This is a mobile version, full one is here.
14 November 2014
Hits-of-Code Instead of SLoC
Lines-of-Code (aka SLoC) is a metric with a terrible reputation. Try to google it yourself and you'll find tons of articles bad-mouthing about its counter-effectiveness and destructiveness for a software development process. The main argument is that we can't measure the progress of programming by the number of lines of code written. Probably the most famous quote is attributed to Bill Gates:
Measuring programming progress by lines of code is like measuring aircraft building progress by weight
Basically, this means that certain parts of the aircraft will take much more effort at the same time being much lighter than others (like a central computer, for example). Instead of measuring the weight of the aircraft we should measure the effort put into it... somehow. So, here is the idea. How about we measure the amount of times programmers touch the lines. Instead of counting the number of lines we'll count how many times they were actually modified—we can get this information from Git (or any other SCM). The more you touch that part of the aircraft—the more effort you spent on it, right?
I called it Hits-of-Code (HoC) and created a small tool to help us calculate this number in just one line. It's a Ruby gem, install it and run:
$ gem install hoc $ hoc 54687
The number 54687 is a total number of Hits-of-Code in your code base. The principle behind this number is primitive—every time a line of code is modified, created or deleted in a Git commit, the counter increments.
The main reason why this metric is better than LoC is that it is much better aligned with the actual effort invested into the code base. Here is why.
It Always Increments
The HoC metric always goes up. Today it can not be lower than it was yesterday—just like the effort, it always increments. Lines-of-Code is not acting like this. You may have a huge code base today, but after refactoring it will become much smaller. The number of lines of code is decreased. Does it mean you are less effective? Definitely not, but the LoC metric says so, to a non-programmer. A project manager, for example, may decide that since the size of the code base stayed the same over the last month, the team is not working.
HoC doesn't have this counter-intuitive effect. Instead, HoC grows together with your every commit. The more you work on the code base, the bigger the HoC. It doesn't matter how big or small the absolute size of the your product. What matters is how much effort you put into it. That's why HoC is very intuitive and may be used as a measurement of software development progress.
Look at this 18-month graph; it shows both metrics together. I used the same Java code base of rultor, a DevOps assistant. The code base experienced a major refactoring a few months ago, as you see on the graph. I think it is obvious which metric on this graph tells us more about the efforts being invested into the product.
It Is Objective
For HoC it doesn't matter how big the absolute size of the code base, but only how big your relative contribution to it.
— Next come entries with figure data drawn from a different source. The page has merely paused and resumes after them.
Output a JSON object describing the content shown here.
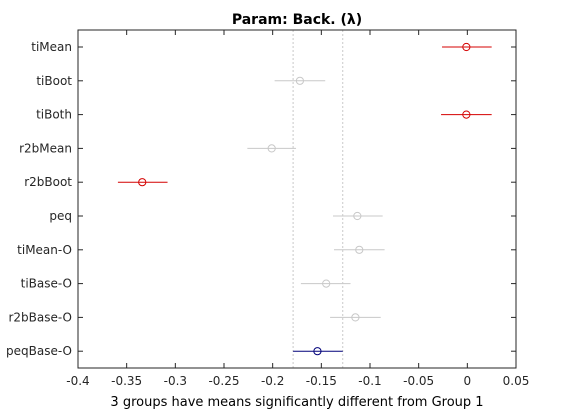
{
  "chart_data": {
    "type": "scatter",
    "title": "Param: Back. (λ)",
    "xlabel": "3 groups have means significantly different from Group 1",
    "ylabel": "",
    "xlim": [
      -0.4,
      0.05
    ],
    "xticks": [
      "-0.4",
      "-0.35",
      "-0.3",
      "-0.25",
      "-0.2",
      "-0.15",
      "-0.1",
      "-0.05",
      "0",
      "0.05"
    ],
    "xtick_values": [
      -0.4,
      -0.35,
      -0.3,
      -0.25,
      -0.2,
      -0.15,
      -0.1,
      -0.05,
      0,
      0.05
    ],
    "grid": false,
    "reference_lines": [
      -0.179,
      -0.128
    ],
    "groups": [
      {
        "label": "tiMean",
        "mean": -0.001,
        "low": -0.026,
        "high": 0.025,
        "status": "different"
      },
      {
        "label": "tiBoot",
        "mean": -0.172,
        "low": -0.198,
        "high": -0.146,
        "status": "not-different"
      },
      {
        "label": "tiBoth",
        "mean": -0.001,
        "low": -0.027,
        "high": 0.025,
        "status": "different"
      },
      {
        "label": "r2bMean",
        "mean": -0.201,
        "low": -0.226,
        "high": -0.176,
        "status": "not-different"
      },
      {
        "label": "r2bBoot",
        "mean": -0.334,
        "low": -0.359,
        "high": -0.308,
        "status": "different"
      },
      {
        "label": "peq",
        "mean": -0.113,
        "low": -0.138,
        "high": -0.087,
        "status": "not-different"
      },
      {
        "label": "tiMean-O",
        "mean": -0.111,
        "low": -0.137,
        "high": -0.085,
        "status": "not-different"
      },
      {
        "label": "tiBase-O",
        "mean": -0.145,
        "low": -0.171,
        "high": -0.12,
        "status": "not-different"
      },
      {
        "label": "r2bBase-O",
        "mean": -0.115,
        "low": -0.141,
        "high": -0.089,
        "status": "not-different"
      },
      {
        "label": "peqBase-O",
        "mean": -0.154,
        "low": -0.179,
        "high": -0.128,
        "status": "selected"
      }
    ],
    "colors": {
      "different": "#d40000",
      "not-different": "#c8c8c8",
      "selected": "#00007a",
      "axis": "#262626",
      "reference_line": "#c8c8c8"
    }
  }
}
Let's say, you have 300K lines of code and 95% of them were copy-pasted from some third-party libraries (by the way, it is a very common and terrible practice—to keep third-party code inside your own repository). The amount of lines of code will be big, but the actual custom code part will be relatively small. Thus, the LoC metric will be misleading—it will always show 300K with small increments or decrements around it. Everybody will have a feeling that the team is working with 300K lines code base.
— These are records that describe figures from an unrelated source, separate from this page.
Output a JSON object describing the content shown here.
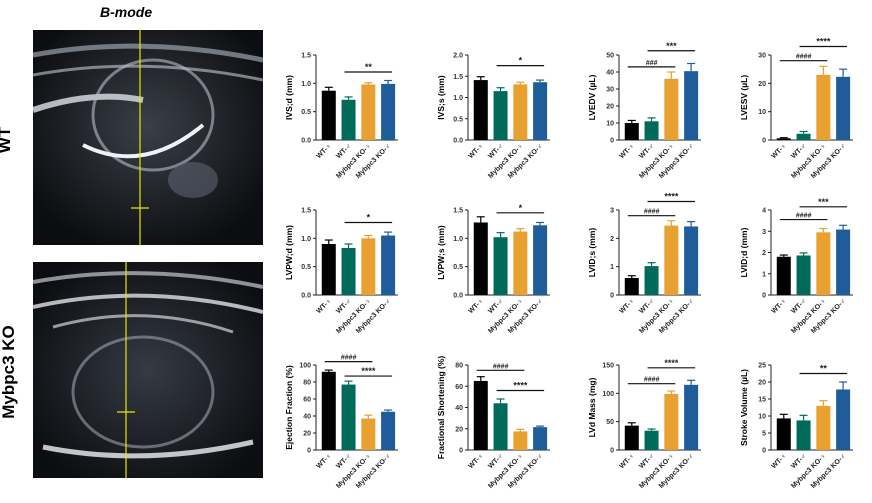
{
  "figure": {
    "title": "B-mode",
    "row_labels": [
      "WT",
      "Mybpc3 KO"
    ]
  },
  "colors": {
    "wt_female": "#000000",
    "wt_male": "#006B5A",
    "ko_female": "#E8A030",
    "ko_male": "#1F5D9A",
    "guide_line": "#E6E600"
  },
  "chart_data": [
    {
      "type": "bar",
      "ylabel": "IVS;d (mm)",
      "ylim": [
        0,
        1.5
      ],
      "ticks": [
        "0.0",
        "0.5",
        "1.0",
        "1.5"
      ],
      "tickvals": [
        0,
        0.5,
        1,
        1.5
      ],
      "categories": [
        "WT-♀",
        "WT-♂",
        "Mybpc3 KO-♀",
        "Mybpc3 KO-♂"
      ],
      "values": [
        0.87,
        0.71,
        0.98,
        0.99
      ],
      "errors": [
        0.06,
        0.05,
        0.03,
        0.06
      ],
      "sig": [
        {
          "from": 1,
          "to": 3,
          "label": "**",
          "y": 1.2
        }
      ]
    },
    {
      "type": "bar",
      "ylabel": "IVS;s (mm)",
      "ylim": [
        0,
        2
      ],
      "ticks": [
        "0.0",
        "0.5",
        "1.0",
        "1.5",
        "2.0"
      ],
      "tickvals": [
        0,
        0.5,
        1,
        1.5,
        2
      ],
      "categories": [
        "WT-♀",
        "WT-♂",
        "Mybpc3 KO-♀",
        "Mybpc3 KO-♂"
      ],
      "values": [
        1.41,
        1.15,
        1.31,
        1.36
      ],
      "errors": [
        0.08,
        0.08,
        0.05,
        0.05
      ],
      "sig": [
        {
          "from": 1,
          "to": 3,
          "label": "*",
          "y": 1.75
        }
      ]
    },
    {
      "type": "bar",
      "ylabel": "LVEDV (µL)",
      "ylim": [
        0,
        50
      ],
      "ticks": [
        "0",
        "10",
        "20",
        "30",
        "40",
        "50"
      ],
      "tickvals": [
        0,
        10,
        20,
        30,
        40,
        50
      ],
      "categories": [
        "WT-♀",
        "WT-♂",
        "Mybpc3 KO-♀",
        "Mybpc3 KO-♂"
      ],
      "values": [
        10,
        11,
        36,
        40.5
      ],
      "errors": [
        1.5,
        2,
        4,
        4.5
      ],
      "sig": [
        {
          "from": 0,
          "to": 2,
          "label": "###",
          "y": 43
        },
        {
          "from": 1,
          "to": 3,
          "label": "***",
          "y": 52.5
        }
      ]
    },
    {
      "type": "bar",
      "ylabel": "LVESV (µL)",
      "ylim": [
        0,
        30
      ],
      "ticks": [
        "0",
        "10",
        "20",
        "30"
      ],
      "tickvals": [
        0,
        10,
        20,
        30
      ],
      "categories": [
        "WT-♀",
        "WT-♂",
        "Mybpc3 KO-♀",
        "Mybpc3 KO-♂"
      ],
      "values": [
        0.6,
        2.2,
        23,
        22.3
      ],
      "errors": [
        0.2,
        0.8,
        3,
        2.7
      ],
      "sig": [
        {
          "from": 0,
          "to": 2,
          "label": "####",
          "y": 28
        },
        {
          "from": 1,
          "to": 3,
          "label": "****",
          "y": 33
        }
      ]
    },
    {
      "type": "bar",
      "ylabel": "LVPW;d (mm)",
      "ylim": [
        0,
        1.5
      ],
      "ticks": [
        "0.0",
        "0.5",
        "1.0",
        "1.5"
      ],
      "tickvals": [
        0,
        0.5,
        1,
        1.5
      ],
      "categories": [
        "WT-♀",
        "WT-♂",
        "Mybpc3 KO-♀",
        "Mybpc3 KO-♂"
      ],
      "values": [
        0.9,
        0.83,
        1.0,
        1.05
      ],
      "errors": [
        0.07,
        0.07,
        0.05,
        0.06
      ],
      "sig": [
        {
          "from": 1,
          "to": 3,
          "label": "*",
          "y": 1.28
        }
      ]
    },
    {
      "type": "bar",
      "ylabel": "LVPW;s (mm)",
      "ylim": [
        0,
        1.5
      ],
      "ticks": [
        "0.0",
        "0.5",
        "1.0",
        "1.5"
      ],
      "tickvals": [
        0,
        0.5,
        1,
        1.5
      ],
      "categories": [
        "WT-♀",
        "WT-♂",
        "Mybpc3 KO-♀",
        "Mybpc3 KO-♂"
      ],
      "values": [
        1.28,
        1.02,
        1.12,
        1.23
      ],
      "errors": [
        0.1,
        0.08,
        0.05,
        0.05
      ],
      "sig": [
        {
          "from": 1,
          "to": 3,
          "label": "*",
          "y": 1.45
        }
      ]
    },
    {
      "type": "bar",
      "ylabel": "LVID;s (mm)",
      "ylim": [
        0,
        3
      ],
      "ticks": [
        "0",
        "1",
        "2",
        "3"
      ],
      "tickvals": [
        0,
        1,
        2,
        3
      ],
      "categories": [
        "WT-♀",
        "WT-♂",
        "Mybpc3 KO-♀",
        "Mybpc3 KO-♂"
      ],
      "values": [
        0.6,
        1.02,
        2.45,
        2.42
      ],
      "errors": [
        0.08,
        0.12,
        0.17,
        0.17
      ],
      "sig": [
        {
          "from": 0,
          "to": 2,
          "label": "####",
          "y": 2.8
        },
        {
          "from": 1,
          "to": 3,
          "label": "****",
          "y": 3.3
        }
      ]
    },
    {
      "type": "bar",
      "ylabel": "LVID;d (mm)",
      "ylim": [
        0,
        4
      ],
      "ticks": [
        "0",
        "1",
        "2",
        "3",
        "4"
      ],
      "tickvals": [
        0,
        1,
        2,
        3,
        4
      ],
      "categories": [
        "WT-♀",
        "WT-♂",
        "Mybpc3 KO-♀",
        "Mybpc3 KO-♂"
      ],
      "values": [
        1.8,
        1.86,
        2.95,
        3.08
      ],
      "errors": [
        0.08,
        0.12,
        0.18,
        0.2
      ],
      "sig": [
        {
          "from": 0,
          "to": 2,
          "label": "####",
          "y": 3.55
        },
        {
          "from": 1,
          "to": 3,
          "label": "***",
          "y": 4.15
        }
      ]
    },
    {
      "type": "bar",
      "ylabel": "Ejection Fraction (%)",
      "ylim": [
        0,
        100
      ],
      "ticks": [
        "0",
        "20",
        "40",
        "60",
        "80",
        "100"
      ],
      "tickvals": [
        0,
        20,
        40,
        60,
        80,
        100
      ],
      "categories": [
        "WT-♀",
        "WT-♂",
        "Mybpc3 KO-♀",
        "Mybpc3 KO-♂"
      ],
      "values": [
        92,
        77,
        37,
        45
      ],
      "errors": [
        2,
        4,
        4,
        2
      ],
      "sig": [
        {
          "from": 0,
          "to": 2,
          "label": "####",
          "y": 104
        },
        {
          "from": 1,
          "to": 3,
          "label": "****",
          "y": 87
        }
      ]
    },
    {
      "type": "bar",
      "ylabel": "Fractional Shortening (%)",
      "ylim": [
        0,
        80
      ],
      "ticks": [
        "0",
        "20",
        "40",
        "60",
        "80"
      ],
      "tickvals": [
        0,
        20,
        40,
        60,
        80
      ],
      "categories": [
        "WT-♀",
        "WT-♂",
        "Mybpc3 KO-♀",
        "Mybpc3 KO-♂"
      ],
      "values": [
        65,
        44,
        17.5,
        21.5
      ],
      "errors": [
        4,
        4,
        2,
        1
      ],
      "sig": [
        {
          "from": 0,
          "to": 2,
          "label": "####",
          "y": 75
        },
        {
          "from": 1,
          "to": 3,
          "label": "****",
          "y": 56
        }
      ]
    },
    {
      "type": "bar",
      "ylabel": "LVd Mass (mg)",
      "ylim": [
        0,
        150
      ],
      "ticks": [
        "0",
        "50",
        "100",
        "150"
      ],
      "tickvals": [
        0,
        50,
        100,
        150
      ],
      "categories": [
        "WT-♀",
        "WT-♂",
        "Mybpc3 KO-♀",
        "Mybpc3 KO-♂"
      ],
      "values": [
        43,
        34,
        99,
        115
      ],
      "errors": [
        5,
        3,
        5,
        8
      ],
      "sig": [
        {
          "from": 0,
          "to": 2,
          "label": "####",
          "y": 117
        },
        {
          "from": 1,
          "to": 3,
          "label": "****",
          "y": 145
        }
      ]
    },
    {
      "type": "bar",
      "ylabel": "Stroke Volume (µL)",
      "ylim": [
        0,
        25
      ],
      "ticks": [
        "0",
        "5",
        "10",
        "15",
        "20",
        "25"
      ],
      "tickvals": [
        0,
        5,
        10,
        15,
        20,
        25
      ],
      "categories": [
        "WT-♀",
        "WT-♂",
        "Mybpc3 KO-♀",
        "Mybpc3 KO-♂"
      ],
      "values": [
        9.3,
        8.7,
        13,
        17.8
      ],
      "errors": [
        1.2,
        1.5,
        1.5,
        2.2
      ],
      "sig": [
        {
          "from": 1,
          "to": 3,
          "label": "**",
          "y": 22.5
        }
      ]
    }
  ]
}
On the other hand, HoC will always take into account the part of code that is actually being modified. The value of HoC will be objectively correlated with the actual effort of programmers working with the code base.
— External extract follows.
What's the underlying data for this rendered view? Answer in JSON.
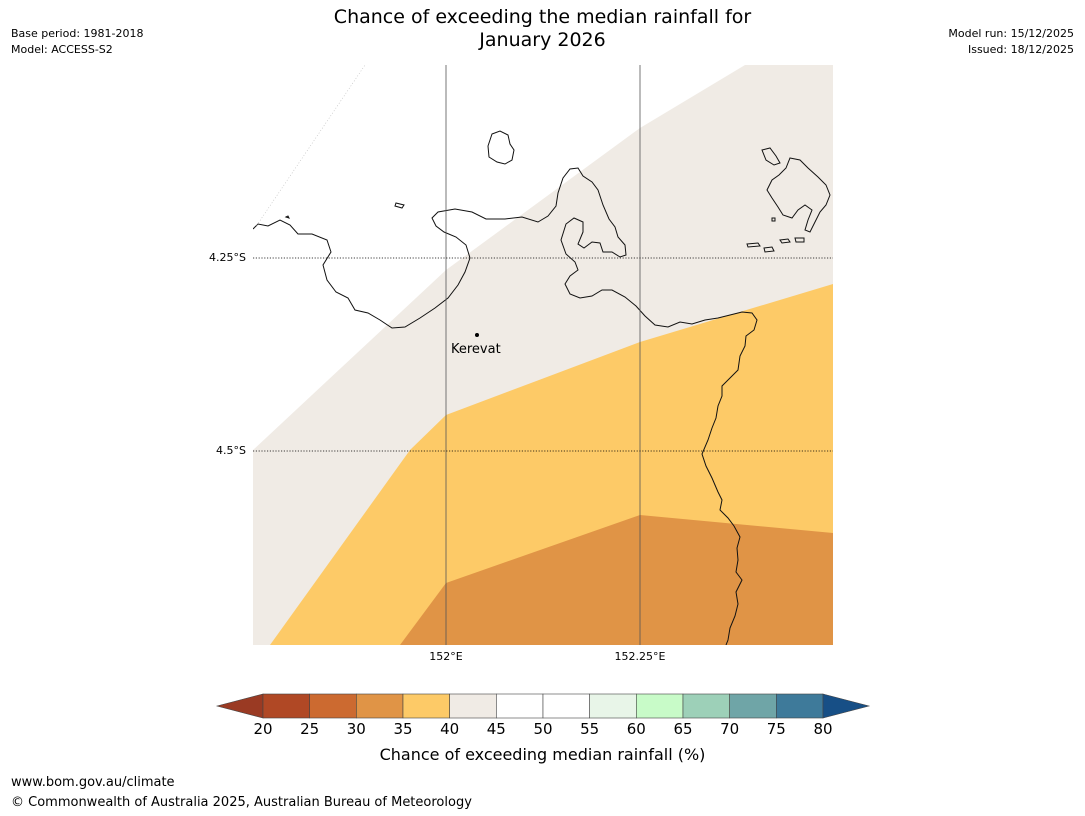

It Exposes Complexity of Lines
LoC is usually criticized for its neutrality towards code complexity. An auto-generated ORM class or a complex sorting algorithm may have the same size in terms of lines of code, but the first takes seconds to write, while the second may take weeks or months. That's why lines of code is usually considered a false metric.
Hits-of-Code takes complexity into account, because the longer you work with that sorting algorithm the more modifications you make to its lines. Well, this statement is true if you use Git regularly and commit your changes frequently—that is how you tell Git about your work progress.
Finally, look at this list of open projects completed by our team over the last few years. Every project has two metrics: Lines-of-Code and Hits-of-Code. It is interesting to see how relatively small projects have very big (over a million) HoC numbers. This immediately reminds me how much time we invested into it and how old they are.
I used the HoC metric in this analysis: How much do you pay per line of code?. That post compares a traditional project that paid $3.98 per HoC and an open source one, managed by Zerocracy, that paid ¢13.
My conclusion is that this Hits-of-Code metric can be used as a tool of progress tracking in a software development project. Moreover, it can be used for estimations of team size, project budget, development schedule and so forth. Obviously, LoC can't be the only metric, but in combination with others it may greatly help in estimating, planning and tracking.